FIG. 1 is a principle diagram showing an example of a method for synthesizing a sugar chain polymer compound of the present invention.

FIG. 2 is a conceptual diagram showing a method for decomposing a sugar chain polymer compound of the present invention.

FIG. 3 is a conceptual diagram showing another example of the method for synthesizing a sugar chain polymer compound of the present invention.

[Explanation of symbols]

 Reference Signs List 1 container 2 reaction liquid 3 substrate 4 stirrer 5 support 6 space 7, 8, 9 container 10 heating device 11 gas introduction tube 12, 13 shutter 14 vacuum container 15 substrate holder 21 sugar chain polymer compound 23 oligosaccharide 22 aliphatic Dicarboxylic acid 24 sugar-containing compound

Continued on the front page (72) Inventor Toshihiko Takeda 3- 30-2 Shimomaruko, Ota-ku, Tokyo Inside Canon Inc. (72) Inventor Toyoko Kobayashi 3- 30-2, Shimomaruko 3-chome, Ota-ku, Tokyo Canon Inc.

Claims (8)

[Claims] 1. A sugar chain polymer compound having at least two kinds of repeating units, wherein at least one kind of the repeating units contains a saccharide, and at least one kind of a product by a decomposition reaction contains the saccharide and the saccharide as a main chain. Or at least one of the high molecular compounds containing the sugar in the main chain, and having a desired shape at the time of completion of the synthesis reaction.
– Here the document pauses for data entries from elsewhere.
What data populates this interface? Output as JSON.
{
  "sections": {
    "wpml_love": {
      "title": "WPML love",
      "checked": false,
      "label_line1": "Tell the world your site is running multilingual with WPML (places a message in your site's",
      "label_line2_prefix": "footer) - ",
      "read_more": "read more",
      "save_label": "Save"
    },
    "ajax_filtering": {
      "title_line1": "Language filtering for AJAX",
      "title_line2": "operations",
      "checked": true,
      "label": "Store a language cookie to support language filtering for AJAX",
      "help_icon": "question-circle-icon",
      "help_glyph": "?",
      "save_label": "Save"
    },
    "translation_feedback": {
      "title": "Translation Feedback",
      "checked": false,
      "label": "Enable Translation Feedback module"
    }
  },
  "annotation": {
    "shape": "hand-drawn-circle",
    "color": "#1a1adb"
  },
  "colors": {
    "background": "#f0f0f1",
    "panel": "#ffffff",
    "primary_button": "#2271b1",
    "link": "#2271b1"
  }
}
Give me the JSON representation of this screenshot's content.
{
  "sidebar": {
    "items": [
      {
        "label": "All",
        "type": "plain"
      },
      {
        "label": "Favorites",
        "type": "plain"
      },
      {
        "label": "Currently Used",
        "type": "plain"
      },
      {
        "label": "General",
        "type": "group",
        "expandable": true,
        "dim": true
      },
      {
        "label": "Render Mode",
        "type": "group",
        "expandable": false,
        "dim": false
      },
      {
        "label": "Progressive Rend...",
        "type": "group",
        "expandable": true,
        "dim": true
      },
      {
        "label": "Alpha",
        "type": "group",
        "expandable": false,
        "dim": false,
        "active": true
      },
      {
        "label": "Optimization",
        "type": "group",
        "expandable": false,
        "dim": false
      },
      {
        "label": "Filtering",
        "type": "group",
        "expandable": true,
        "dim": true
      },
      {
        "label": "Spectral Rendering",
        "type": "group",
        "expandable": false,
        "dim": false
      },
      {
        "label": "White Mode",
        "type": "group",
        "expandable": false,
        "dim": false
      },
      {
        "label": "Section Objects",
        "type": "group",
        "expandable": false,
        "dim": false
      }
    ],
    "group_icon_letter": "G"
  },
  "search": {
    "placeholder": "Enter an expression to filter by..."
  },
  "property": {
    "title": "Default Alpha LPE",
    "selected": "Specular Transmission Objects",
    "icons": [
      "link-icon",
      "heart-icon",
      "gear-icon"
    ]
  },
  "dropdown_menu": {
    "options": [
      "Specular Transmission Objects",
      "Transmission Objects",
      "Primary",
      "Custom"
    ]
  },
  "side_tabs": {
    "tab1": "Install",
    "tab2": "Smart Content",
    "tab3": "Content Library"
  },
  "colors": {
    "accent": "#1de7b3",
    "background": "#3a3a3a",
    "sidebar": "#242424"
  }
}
Molecular compound. 2. The sugar chain polymer compound according to claim 1, wherein at least one of the products generated by the decomposition reaction is a polymerizable substance. 3. A method for synthesizing a sugar chain polymer compound having at least two types of repeating units, wherein at least one of the repeating units contains a sugar, wherein a reactant composed of the repeating unit or a constituent material thereof is used as a component. Prepared independently, react them with a catalyst of desired shape,
A method for synthesizing a sugar chain polymer compound, which comprises forming a sugar chain polymer compound having a desired shape. 4. The method for synthesizing a sugar chain polymer compound according to claim 3, wherein the catalyst is an enzyme immobilized on a substrate surface having a desired shape. 5. The method according to claim 1, wherein a catalyst is first supplied to the surface of the substrate having a desired shape, and then a reactant composed of a repeating unit or its constituent material is supplied as a unit step, and this step is repeated at least once. Claim 3
Or a method for synthesizing a sugar chain polymer compound according to item 4. 6. A method for decomposing a sugar chain polymer compound having at least two kinds of repeating units, wherein at least one of the repeating units contains a sugar, wherein the decomposition is carried out using a catalyst in a solvent, and A method for decomposing a sugar chain polymer compound, comprising decomposing at least one of the decomposition products so as to have a polymerizable functional group. 7. The method according to claim 7, wherein the chemical bond is broken by the catalyst to form at least one of the repeating units constituting the sugar chain polymer compound or the repeating unit of the sugar chain polymer compound. 7. The method for decomposing a sugar chain polymer compound according to claim 6, wherein a product is produced. 8. The method for decomposing a sugar chain polymer compound according to claim 6, wherein the catalyst is an enzyme.